In Whitfield County, "New inmates are placed in containment cells (cell blocks designated by arrest date) and kept with those arrested at a similar time," Lynch said. "This helps us track potential outbreaks to (hopefully) only one location or inmate. These individuals are screened by medical prior to release into general population. Anyone placed on quarantine must also be tested, prior to release from quarantine."
Lynch said inmates are provided masks to wear if they want them and provided with free soap and other hygiene products.
Davenport said Murray inmates are provided masks but only required to wear them in common areas. He said staff wear masks inside the jail.

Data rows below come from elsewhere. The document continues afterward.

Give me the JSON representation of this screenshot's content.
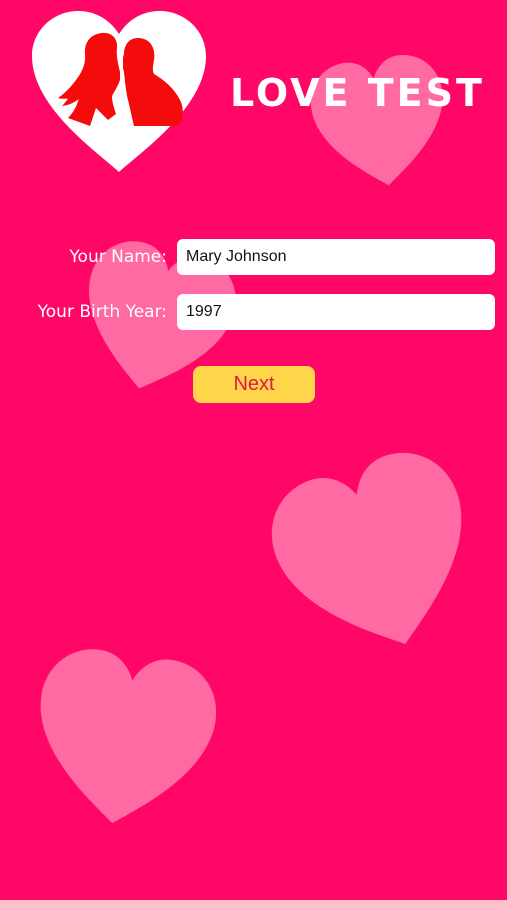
{
  "app": {
    "title": "LOVE TEST",
    "logo_icon": "heart-couple-silhouette-icon"
  },
  "form": {
    "name_label": "Your Name:",
    "name_value": "Mary Johnson",
    "birth_year_label": "Your Birth Year:",
    "birth_year_value": "1997",
    "next_label": "Next"
  },
  "colors": {
    "background": "#ff0766",
    "decor_heart": "#ff6aa2",
    "button": "#ffd54a",
    "button_text": "#e2164f",
    "logo_silhouette": "#f40b0b"
  }
}
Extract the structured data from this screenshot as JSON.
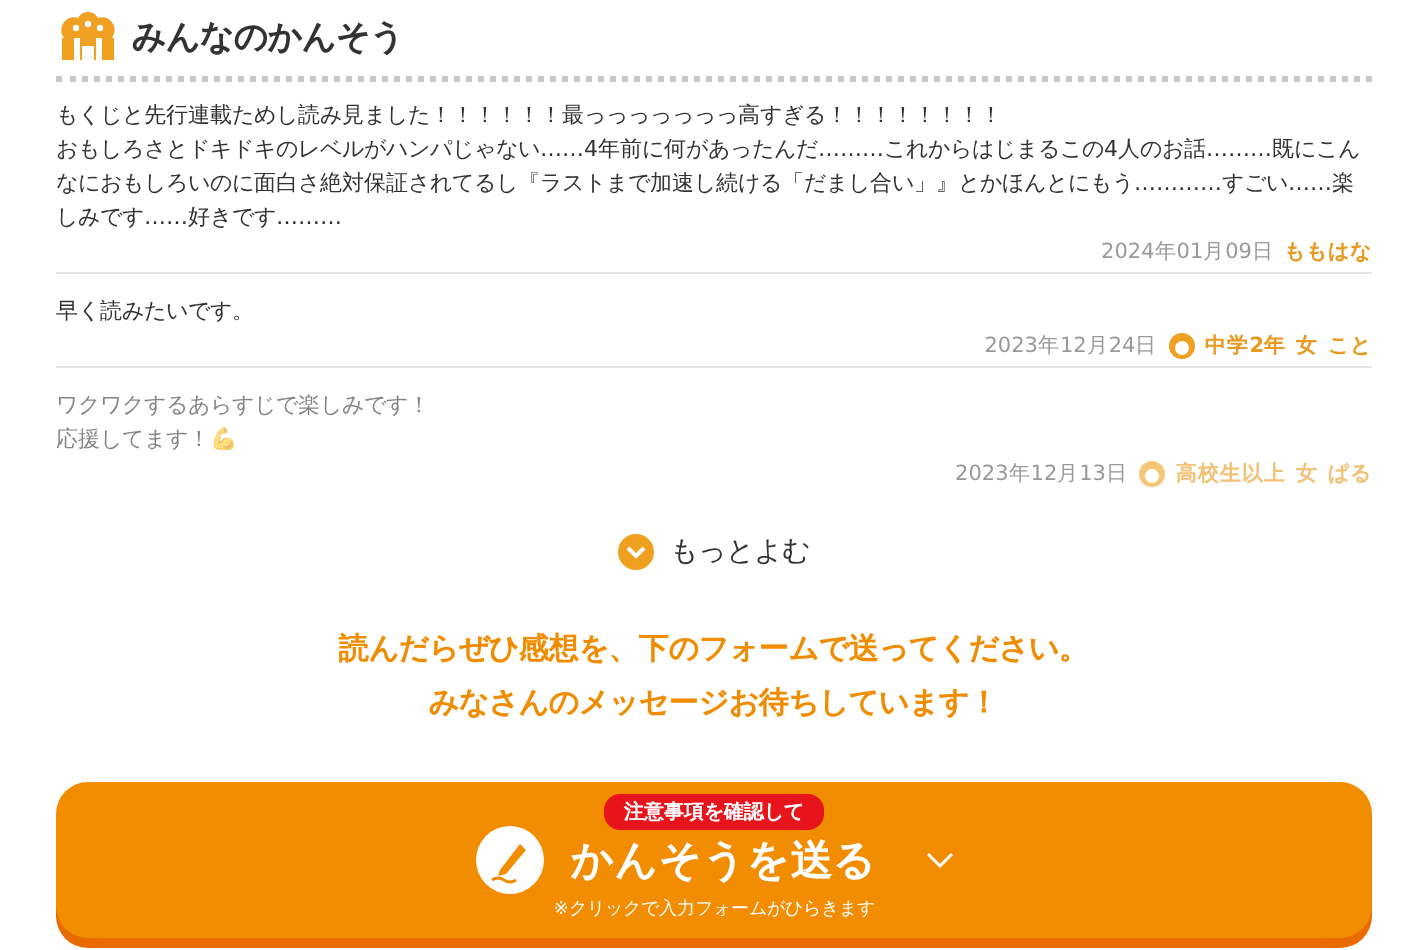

In Whitfield County, "We are currently screening officers at least once per work week," Lynch said. "While some have tested positive, almost all of the ones who have have been able to track their contact to friends and family in the community who were ill, not exposure at work. In any case, officers are also required to wear N95 or KN95 respirators when working with inmates, to prevent the spread to them. No one is allowed in the facility without a mask, and employees are required to wear masks even in work areas, if around other employees."
Davenport said the Murray County jail has installed ultraviolet light in its heating and air conditioning system.
"It's like what is used in hospitals to kill germs in the (air conditioning) system," he said.
Both men say if inmates believe they are being exposed to COVID-19 they can express their concerns to jail employees or call medical staff directly. They also say that family members with concerns can call the jail.